= White Rose Hamburg =

White Rose Hamburg was a resistance group working against National Socialism in Hamburg. Those involved did not call themselves that, and for the most part did not see themselves as resistance fighters. The term, used by researchers after 1945, encompasses several circles of friends and family, some of whom had been in opposition to National Socialism since 1936 and who, following the actions of the White Rose in Munich and their continuation, acted against the Nazi regime and the Second World War from 1942. Although many members belonged to an older generation, the group is classified as a youth and student opposition.
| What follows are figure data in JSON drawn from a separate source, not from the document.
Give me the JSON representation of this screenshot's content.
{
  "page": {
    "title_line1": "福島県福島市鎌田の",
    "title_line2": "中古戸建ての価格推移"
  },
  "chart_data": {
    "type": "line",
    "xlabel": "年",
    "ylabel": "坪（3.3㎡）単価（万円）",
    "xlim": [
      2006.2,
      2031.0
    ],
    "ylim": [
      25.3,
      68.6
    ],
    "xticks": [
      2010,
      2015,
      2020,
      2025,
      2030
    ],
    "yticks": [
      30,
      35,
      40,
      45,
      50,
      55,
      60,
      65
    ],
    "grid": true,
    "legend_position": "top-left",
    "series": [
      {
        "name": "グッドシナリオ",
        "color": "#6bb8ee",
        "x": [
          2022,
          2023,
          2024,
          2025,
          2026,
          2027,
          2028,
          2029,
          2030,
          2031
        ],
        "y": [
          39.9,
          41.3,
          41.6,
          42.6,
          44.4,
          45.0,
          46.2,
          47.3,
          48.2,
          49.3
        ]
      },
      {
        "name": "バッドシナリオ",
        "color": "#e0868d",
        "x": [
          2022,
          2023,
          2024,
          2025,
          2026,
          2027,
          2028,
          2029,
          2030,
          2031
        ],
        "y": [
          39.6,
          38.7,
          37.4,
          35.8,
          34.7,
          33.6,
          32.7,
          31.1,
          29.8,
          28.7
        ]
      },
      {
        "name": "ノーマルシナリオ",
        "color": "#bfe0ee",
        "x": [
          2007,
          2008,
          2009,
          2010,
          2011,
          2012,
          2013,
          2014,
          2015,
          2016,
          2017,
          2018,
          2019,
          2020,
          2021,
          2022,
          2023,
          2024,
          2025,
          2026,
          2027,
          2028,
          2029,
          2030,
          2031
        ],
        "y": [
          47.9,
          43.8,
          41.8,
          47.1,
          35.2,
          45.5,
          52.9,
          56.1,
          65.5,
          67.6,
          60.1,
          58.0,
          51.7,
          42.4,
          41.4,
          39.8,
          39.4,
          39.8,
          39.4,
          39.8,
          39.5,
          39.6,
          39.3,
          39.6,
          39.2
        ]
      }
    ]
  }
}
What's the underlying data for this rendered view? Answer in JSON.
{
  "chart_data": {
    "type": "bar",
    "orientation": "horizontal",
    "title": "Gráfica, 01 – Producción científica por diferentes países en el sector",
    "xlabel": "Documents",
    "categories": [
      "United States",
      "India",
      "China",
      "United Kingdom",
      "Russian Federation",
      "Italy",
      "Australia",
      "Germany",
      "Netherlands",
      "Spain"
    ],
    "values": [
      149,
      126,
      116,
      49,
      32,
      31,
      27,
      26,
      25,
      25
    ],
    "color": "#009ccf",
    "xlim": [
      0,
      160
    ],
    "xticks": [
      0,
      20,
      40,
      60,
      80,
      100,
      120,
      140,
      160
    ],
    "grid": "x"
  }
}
There were isolated personal contacts with other resistance groups in Hamburg, but cooperation did not materialize.

Interest in the White Rose movement in Hamburg grew particularly after, in late 1942, Traute Lafrenz brought her friends in Hamburg copies of the third leaflet produced by the White Rose group of Munich.

Student members included Reinhold Meyer, Albert Suhr, Heinz Kucharski, Margaretha Rothe, Bruno Himpkamp, Rudolf Degkwitz (junior), Ursula de Boor, Hannelore Willbrandt, Karl Ludwig Schneider, Ilse Ledien, Eva von Dumreicher, Dorothea Zill, Apelles Sobeczko, and Maria Leipelt.

Between 1943 and 1944, the Gestapo arrested more than 30 people from this group and transferred them to prisons and concentration camps. Eight members of this resistance group were murdered by the end of the war or died after being mistreated.